Student Death Communications and Postvention Protocols
Appalachian State University (North Carolina): Student Death Policy; Student Death Protocol
College of the Holy Cross (Massachusetts): Crisis, Catastrophic Emergency and Postvention Manual
Pacific University (Oregon): Death in the University Family Communication Procedures
Higher Education Mental Health Alliance: Postvention Guide
Review more policies in the CASE Library's crisis communications sample collection.
Caring and closure
Some colleges and universities hold annual memorial services to honor students and other campus community members who have died in the past year. Here are two poignant examples of how campuses say goodbye:
Each fall at Appalachian State University, the campus community gathers to remember every student who has died since 1990. Their names, which are engraved on a memorial board in the North Carolina institution's administration building, are read aloud during the annual student memorial program. Family members may read a statement or submit one if they cannot attend. "Families who have lost a student have told us that having someone recite their loved one's name aloud each year means the world to them," says J.J. Brown, the university's dean of students.
"When the Whistle Blows" has been a tradition at the Georgia Institute of Technology since 2001. The event's name comes from a steam whistle—a campus fixture that dates back to the late 1800s. The spring ceremony begins with a procession led by a bagpiper and the Ramblin' Wreck, a 1930 Model A Ford that is a treasured Tech symbol. Families of the deceased follow, escorted by members of the campus's ROTC units. The university president speaks during the gathering outside Tech Tower, and the name of each student, faculty, or staff member who died in the previous calendar year is announced. Family representatives light a candle on behalf of their loved one, and the whistle blows once for each person. A final blast commemorates every member of the university family who has died. Each family receives a custom-made commemorative whistle inscribed with the name of their loved one.
—TW
Serious Snaps
Fun is fine, but the University of Michigan also embraces heavier topics in its Snapchat stories
In observance of World Suicide Prevention Day on Sept. 10, 2015, the University of Michigan's Snapchat account—uofmichigan—published a story (see select slides above) to bring hope to students who may be hurting and encourage people to use the campus's mental health resources. Viewers were asked to snap back supportive messages. Many of the institution's nearly 10,000 followers did, and the notes were featured in a follow-up story.

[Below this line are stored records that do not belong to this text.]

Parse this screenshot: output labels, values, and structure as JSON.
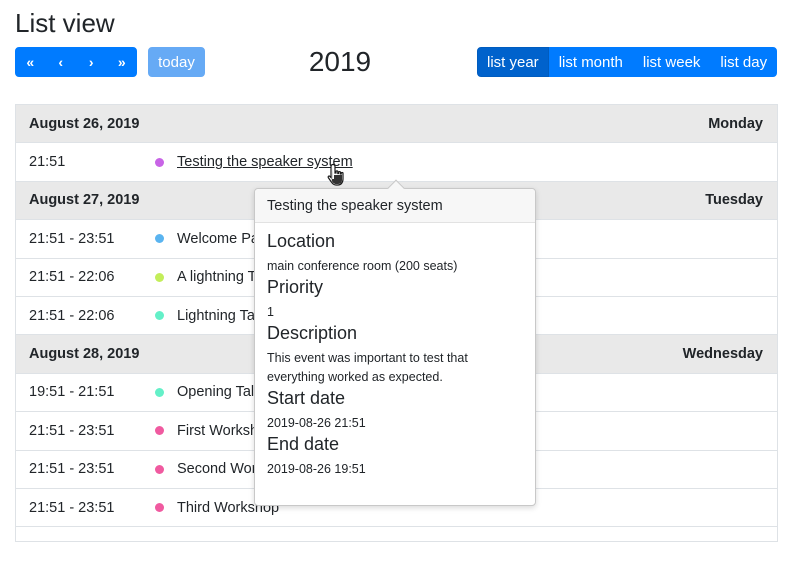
{
  "page": {
    "title": "List view"
  },
  "toolbar": {
    "nav": [
      {
        "name": "prev-year-button",
        "icon": "double-chevron-left-icon",
        "glyph": "«"
      },
      {
        "name": "prev-button",
        "icon": "chevron-left-icon",
        "glyph": "‹"
      },
      {
        "name": "next-button",
        "icon": "chevron-right-icon",
        "glyph": "›"
      },
      {
        "name": "next-year-button",
        "icon": "double-chevron-right-icon",
        "glyph": "»"
      }
    ],
    "today_label": "today",
    "title": "2019",
    "views": [
      {
        "label": "list year",
        "active": true
      },
      {
        "label": "list month",
        "active": false
      },
      {
        "label": "list week",
        "active": false
      },
      {
        "label": "list day",
        "active": false
      }
    ]
  },
  "colors": {
    "primary": "#007bff",
    "primary_active": "#0062cc",
    "today_disabled": "#66aaf5",
    "day_header_bg": "#e9e9e9"
  },
  "rows": [
    {
      "type": "day",
      "date": "August 26, 2019",
      "weekday": "Monday"
    },
    {
      "type": "event",
      "time": "21:51",
      "title": "Testing the speaker system",
      "color": "#c864e6",
      "hovered": true
    },
    {
      "type": "day",
      "date": "August 27, 2019",
      "weekday": "Tuesday"
    },
    {
      "type": "event",
      "time": "21:51 - 23:51",
      "title": "Welcome Part",
      "color": "#5ab4f0"
    },
    {
      "type": "event",
      "time": "21:51 - 22:06",
      "title": "A lightning Ta",
      "color": "#c3ee5a"
    },
    {
      "type": "event",
      "time": "21:51 - 22:06",
      "title": "Lightning Talk",
      "color": "#64f0c8"
    },
    {
      "type": "day",
      "date": "August 28, 2019",
      "weekday": "Wednesday"
    },
    {
      "type": "event",
      "time": "19:51 - 21:51",
      "title": "Opening Talk",
      "color": "#64f0c8"
    },
    {
      "type": "event",
      "time": "21:51 - 23:51",
      "title": "First Worksho",
      "color": "#f05aa0"
    },
    {
      "type": "event",
      "time": "21:51 - 23:51",
      "title": "Second Works",
      "color": "#f05aa0"
    },
    {
      "type": "event",
      "time": "21:51 - 23:51",
      "title": "Third Workshop",
      "color": "#f05aa0"
    }
  ],
  "popover": {
    "title": "Testing the speaker system",
    "fields": [
      {
        "label": "Location",
        "value": "main conference room (200 seats)"
      },
      {
        "label": "Priority",
        "value": "1"
      },
      {
        "label": "Description",
        "value": "This event was important to test that everything worked as expected."
      },
      {
        "label": "Start date",
        "value": "2019-08-26 21:51"
      },
      {
        "label": "End date",
        "value": "2019-08-26 19:51"
      }
    ]
  },
  "cursor": {
    "icon": "hand-pointer-icon"
  }
}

One week later, Michigan presented "Send Silence Packing," a Snapchat story about a student-sponsored event that displayed 1,100 backpacks—many accompanied by personal accounts from people who had lost friends or family to suicide—to represent the number of U.S. college students who die this way each year.
"We tailor our Snapchat stories for the audience that we know is consuming them," says Director of Social Media Nikki Sunstrum. "Suicide is the second leading cause of death for college-age individuals [in the U.S.]. What better way to reach them about it than through Snapchat?"
Snapchat allows people to send messages that disappear within seconds and compile image-based stories that last up to 24 hours. Brands have flocked to Snapchat, which now has more than 150 million daily active users-10 million more than Twitter. Since the Michigan institution launched its Snapchat account in February 2014, Sunstrum has focused on making strategic use of the platform. "We've never treated it as the shiny thing in the stratosphere," Sunstrum says. "Snapchat gives you the opportunity to have a one-on-one conversation with your demographic. It's an excellent platform to do fun stuff, but once you capture that audience, it would be a missed opportunity not to give them content that affects and informs them."